Open seasons are determined by a multitude of factors. Those include migrating seasons, mating seasons, and birthing seasons. For migrating waterfowl, the season is determined by when the waterfowl have migrated into the area. Since waterfowl migrate south, in the United States, the seasons for waterfowl begin earlier in the Northern states and later for the southern states. For other animals such as elk, the archery hunting season is during their breeding time, making it a little easier for archers to get within ethical shooting range. The non-hunting season for elk is from late winter to early fall. During this non-hunting season the cow elk are giving birth to calves while the bull elk are preparing to grow back a new set of antlers.

Although all states control most hunting seasons and regulations, the season for migratory waterfowl is controlled by the federal government. The government provides the states with specific dates and then states have the opportunity to decide whether to use the full season length, make into sections, or overall make the season shorter in that state. Using California as an example again, it decides to use the entire length of the season that has been determined by the federal government.

==Closed season==
Closed season is the time of the year during which hunting an animal of a given species is contrary to law.
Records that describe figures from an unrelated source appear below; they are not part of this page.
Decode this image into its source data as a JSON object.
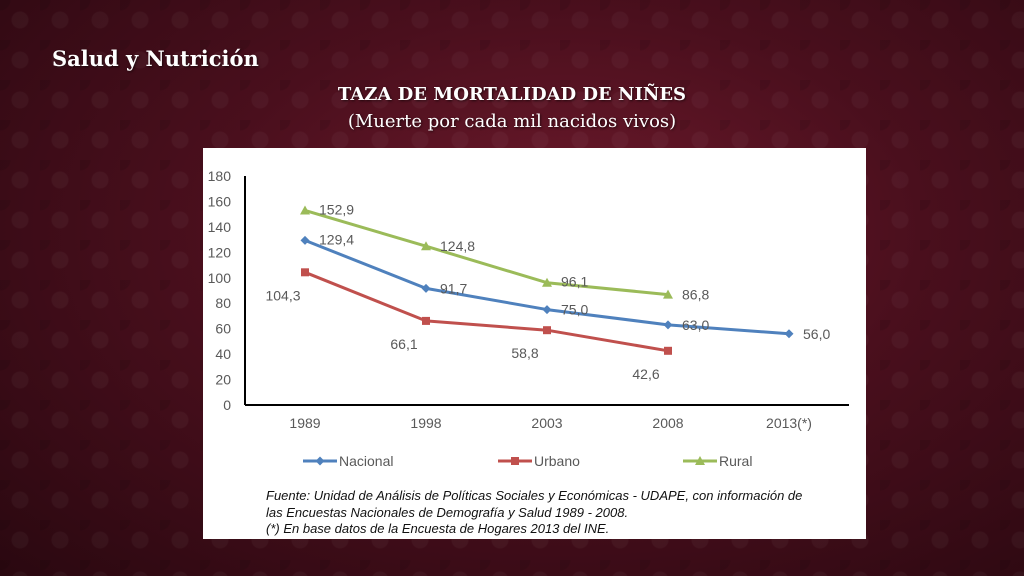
{
  "slide": {
    "section_title": "Salud y Nutrición",
    "title": "TAZA DE MORTALIDAD DE NIÑES",
    "subtitle": "(Muerte por cada mil nacidos vivos)"
  },
  "chart_data": {
    "type": "line",
    "categories": [
      "1989",
      "1998",
      "2003",
      "2008",
      "2013(*)"
    ],
    "y_ticks": [
      "0",
      "20",
      "40",
      "60",
      "80",
      "100",
      "120",
      "140",
      "160",
      "180"
    ],
    "ylim": [
      0,
      180
    ],
    "grid": false,
    "legend_position": "bottom",
    "series": [
      {
        "name": "Nacional",
        "color": "#4f81bd",
        "marker": "diamond",
        "values": [
          129.4,
          91.7,
          75.0,
          63.0,
          56.0
        ],
        "labels": [
          "129,4",
          "91,7",
          "75,0",
          "63,0",
          "56,0"
        ]
      },
      {
        "name": "Urbano",
        "color": "#c0504d",
        "marker": "square",
        "values": [
          104.3,
          66.1,
          58.8,
          42.6,
          null
        ],
        "labels": [
          "104,3",
          "66,1",
          "58,8",
          "42,6",
          null
        ]
      },
      {
        "name": "Rural",
        "color": "#9bbb59",
        "marker": "triangle",
        "values": [
          152.9,
          124.8,
          96.1,
          86.8,
          null
        ],
        "labels": [
          "152,9",
          "124,8",
          "96,1",
          "86,8",
          null
        ]
      }
    ]
  },
  "source": {
    "line1": "Fuente: Unidad de Análisis de Políticas Sociales y Económicas - UDAPE, con información de",
    "line2": "las Encuestas Nacionales de Demografía y Salud 1989 - 2008.",
    "line3": "(*) En base datos de la Encuesta de Hogares 2013 del INE."
  }
}
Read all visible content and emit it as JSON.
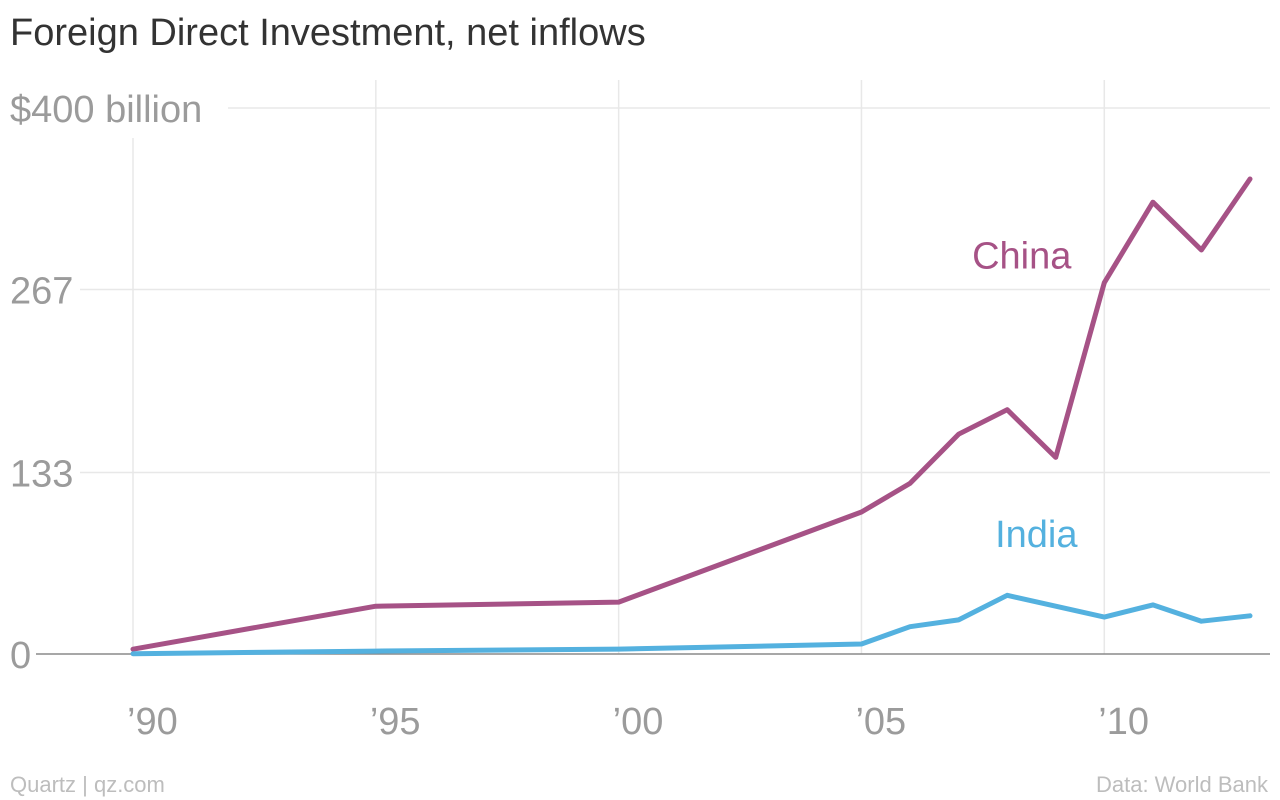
{
  "chart_data": {
    "type": "line",
    "title": "Foreign Direct Investment, net inflows",
    "x": [
      1990,
      1995,
      2000,
      2005,
      2006,
      2007,
      2008,
      2009,
      2010,
      2011,
      2012,
      2013
    ],
    "series": [
      {
        "name": "China",
        "color": "#a65286",
        "values": [
          3.5,
          35,
          38,
          104,
          125,
          161,
          179,
          144,
          272,
          331,
          296,
          348
        ]
      },
      {
        "name": "India",
        "color": "#54b1df",
        "values": [
          0.2,
          2.1,
          3.6,
          7.3,
          20,
          25,
          43,
          35,
          27,
          36,
          24,
          28
        ]
      }
    ],
    "xlim": [
      1990,
      2013
    ],
    "ylim": [
      0,
      400
    ],
    "x_ticks": [
      1990,
      1995,
      2000,
      2005,
      2010
    ],
    "x_tick_labels": [
      "’90",
      "’95",
      "’00",
      "’05",
      "’10"
    ],
    "y_ticks": [
      0,
      133,
      267,
      400
    ],
    "y_tick_labels": [
      "0",
      "133",
      "267",
      "$400 billion"
    ],
    "grid": true,
    "legend": "inline",
    "source": "Data: World Bank",
    "credit": "Quartz | qz.com"
  }
}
Typically, closed seasons are designed to protect a species when it is most vulnerable or, sometimes, to protect animals during their breeding season.

The closed season is timed to prevent hunting during times of peak reproductive activity, impaired flying ability during moulting (of game birds such as waterfowl), and temperature extremes, low population levels and food shortage.

A closed season is enforced by local conservation law for the conservation of the species and wildlife management; any hunting during closed season is punishable by law and termed as illegal hunting or poaching.